Actor Craig ‘muMs’ Grant is dead at 52
The 'Wire' star who also appeared in Spike Lee movies has passed, it was announced today
Another bright light in the acting firmament has passed. Actor Craig ‘muMs’ Grant, best known for his work on Oz and in several Spike Lee productions and other TV and film roles, is dead at the age of 52.
Grant was also known as a spoken word poet, portraying Arnold ‘Poet’ Jackson, an incarcerated heroin addict on 49 episodes of the classic HBO show Oz, which ran on the network for six seasons from 1997-2003. He appeared in the Spike Lee movies Black KKKlansman and Bamboozled and was on Lee’s Netflix show, She’s Gotta Have it, among various other roles on shows including Def Poetry Slam, Luke Cage, Boston Legal, The Knick, The Sopranos, and Chappelle’s Show, among other credits.
Grant was in the middle of shooting in Wilmington, North Carolina, per The Hollywood Reporter, for the STARZ show Hightown and was slated for a recurring role on Tyler Perry‘s latest show, the male stripper drama All The Queen’s Men for BET+. He’d completed a role in No Sudden Move, a Steven Soderbergh film also starring Jon Hamm, Don Cheadle, and Benicio del Toro.
Per THR, the actor and poet died on Wednesday, according to his rep, Pam Ellis-Evenas of the Ellis Talent Group. No cause of death has yet been revealed.

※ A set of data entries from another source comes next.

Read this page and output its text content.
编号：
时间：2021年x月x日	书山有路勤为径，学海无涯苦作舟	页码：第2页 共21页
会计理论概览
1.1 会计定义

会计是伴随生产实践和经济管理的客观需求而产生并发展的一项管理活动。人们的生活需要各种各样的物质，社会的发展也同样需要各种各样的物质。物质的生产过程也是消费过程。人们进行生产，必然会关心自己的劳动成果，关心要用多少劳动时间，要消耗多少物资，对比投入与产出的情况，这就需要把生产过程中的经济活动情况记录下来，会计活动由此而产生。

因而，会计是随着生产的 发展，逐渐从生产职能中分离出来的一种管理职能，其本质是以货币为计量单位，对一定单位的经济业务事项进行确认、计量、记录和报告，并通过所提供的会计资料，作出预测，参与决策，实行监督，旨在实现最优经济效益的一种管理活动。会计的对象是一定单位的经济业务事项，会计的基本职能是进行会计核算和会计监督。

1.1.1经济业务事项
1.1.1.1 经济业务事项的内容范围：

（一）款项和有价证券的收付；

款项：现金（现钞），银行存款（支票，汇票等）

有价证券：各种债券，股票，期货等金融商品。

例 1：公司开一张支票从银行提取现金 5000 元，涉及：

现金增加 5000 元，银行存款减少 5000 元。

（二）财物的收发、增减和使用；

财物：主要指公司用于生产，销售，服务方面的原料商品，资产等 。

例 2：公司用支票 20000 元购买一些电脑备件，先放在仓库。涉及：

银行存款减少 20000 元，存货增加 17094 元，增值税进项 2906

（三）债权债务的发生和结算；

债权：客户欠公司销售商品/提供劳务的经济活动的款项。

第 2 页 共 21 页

“My brother from OZ, I spent too much time with this man onset. Too many amazing stories,” said fellow Oz actor Kirk Acevedo, who played Miguel Alvarez on the seminal HBO prison drama.

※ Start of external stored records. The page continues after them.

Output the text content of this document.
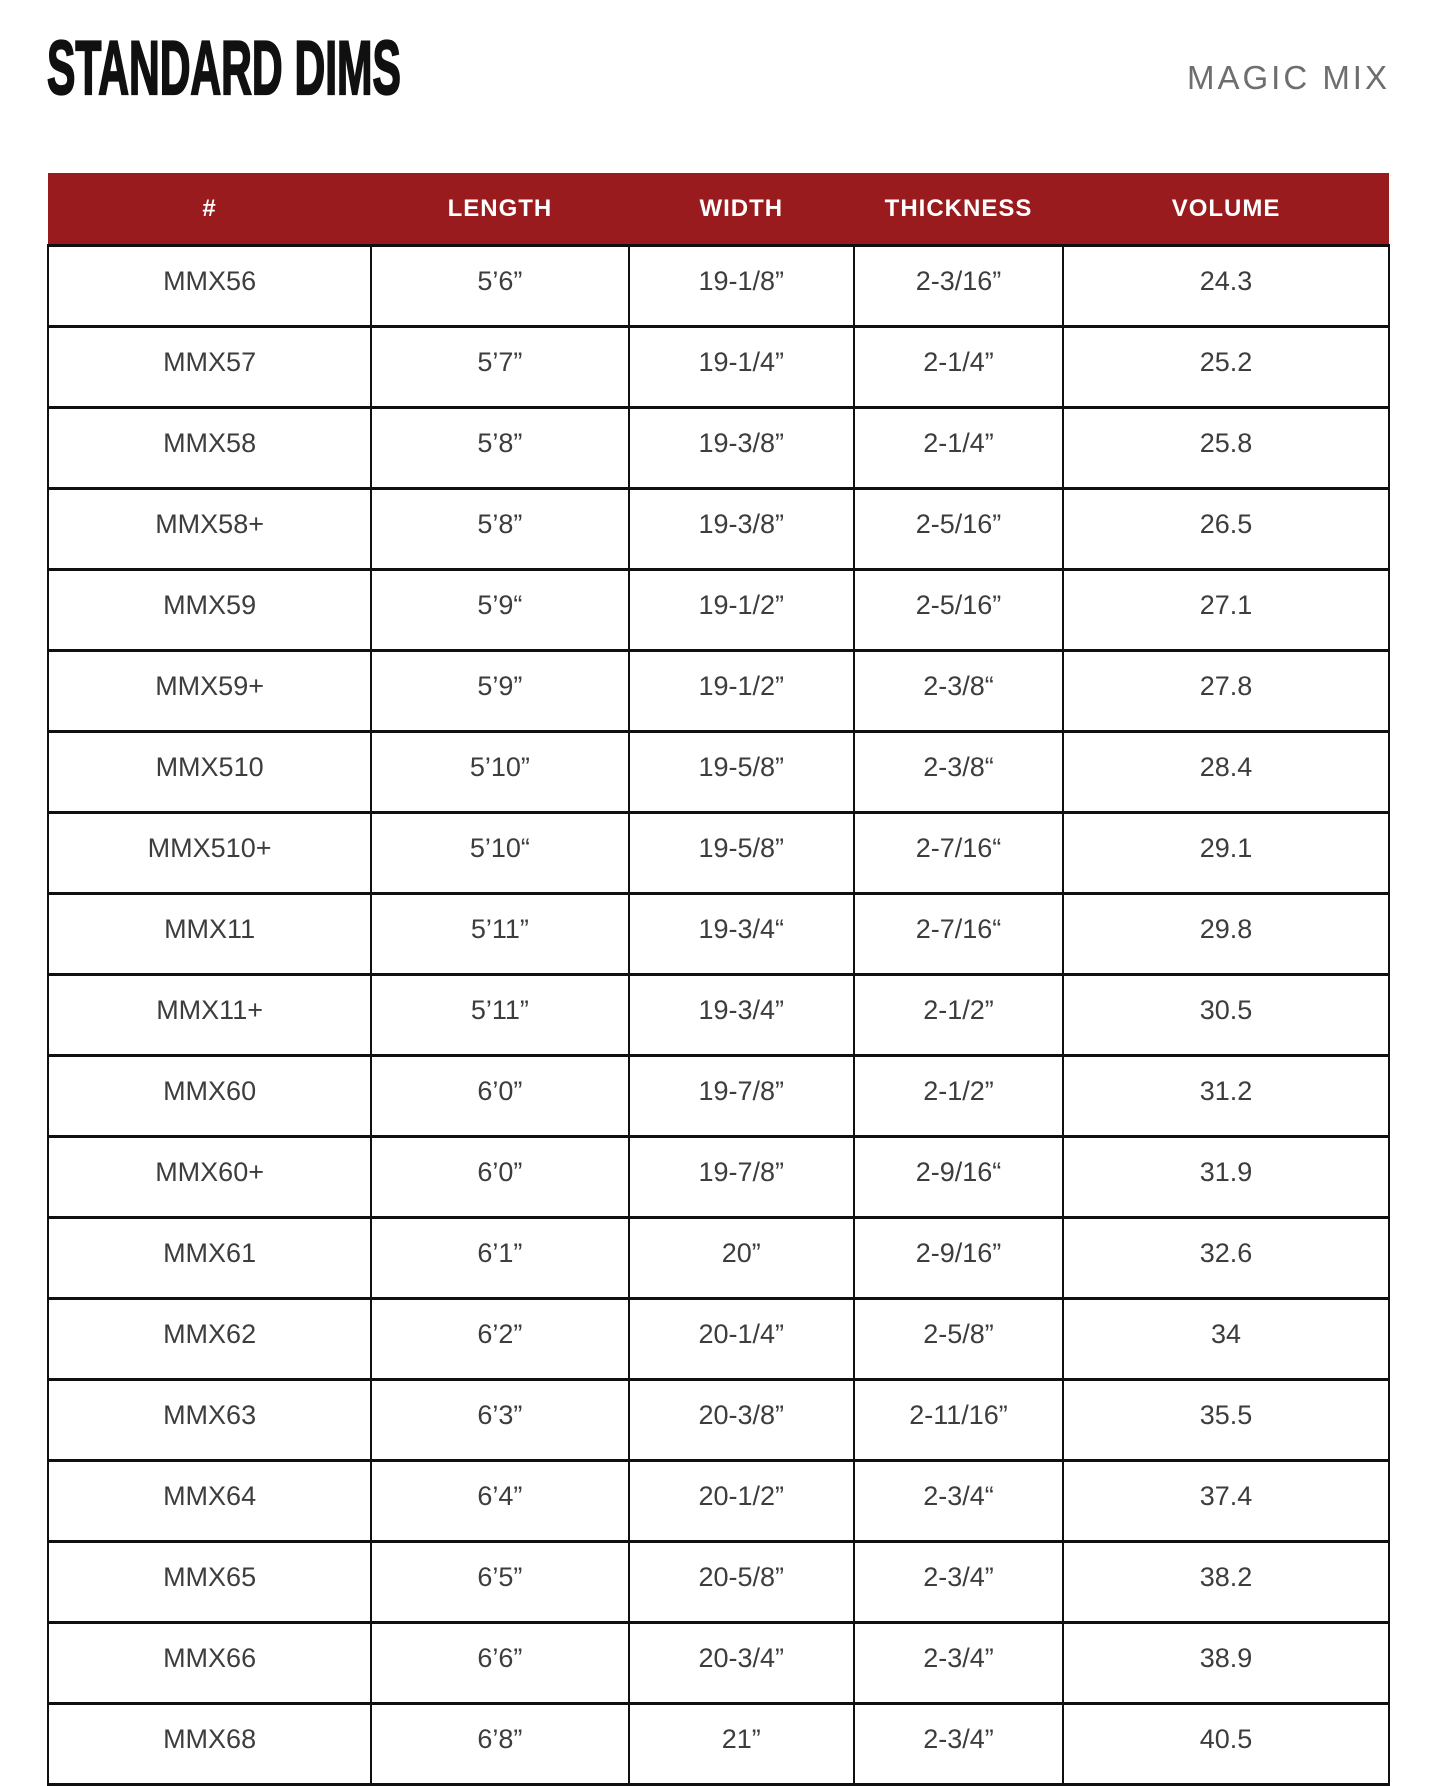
STANDARD DIMS	MAGIC MIX
#	LENGTH	WIDTH	THICKNESS	VOLUME
MMX56	5’6”	19-1/8”	2-3/16”	24.3
MMX57	5’7”	19-1/4”	2-1/4”	25.2
MMX58	5’8”	19-3/8”	2-1/4”	25.8
MMX58+	5’8”	19-3/8”	2-5/16”	26.5
MMX59	5’9“	19-1/2”	2-5/16”	27.1
MMX59+	5’9”	19-1/2”	2-3/8“	27.8
MMX510	5’10”	19-5/8”	2-3/8“	28.4
MMX510+	5’10“	19-5/8”	2-7/16“	29.1
MMX11	5’11”	19-3/4“	2-7/16“	29.8
MMX11+	5’11”	19-3/4”	2-1/2”	30.5
MMX60	6’0”	19-7/8”	2-1/2”	31.2
MMX60+	6’0”	19-7/8”	2-9/16“	31.9
MMX61	6’1”	20”	2-9/16”	32.6
MMX62	6’2”	20-1/4”	2-5/8”	34
MMX63	6’3”	20-3/8”	2-11/16”	35.5
MMX64	6’4”	20-1/2”	2-3/4“	37.4
MMX65	6’5”	20-5/8”	2-3/4”	38.2
MMX66	6’6”	20-3/4”	2-3/4”	38.9
MMX68	6’8”	21”	2-3/4”	40.5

“An incredible poet.❤️ This is heartbreaking,” he added. “God Bless U my brotha. U will be missed.”
A New York City native, Grant came to the public eye via the 1998 documentary SlamNation. Then a part of the famed Nuyorican Poets Cafe, the documentary followed Grant and the group as they competed in the 1996 Poetry Slam.
His autobiographical one-man show A Sucker Emcee, staged with the LAByrinth Theater Company, of which he was a member, was potentially headed to New York’s Public Theater or the National Black Theater for outside stages this summer.
In a statement from the Ellis Group, they shared their grief at the unexpected loss.
“We are heartbroken over the loss of one of the most genuine, caring, loving souls we have ever had the pleasure of representing,” they said. “Craig was more than our client, he was our dear friend. We all just lost a phenomenal man.”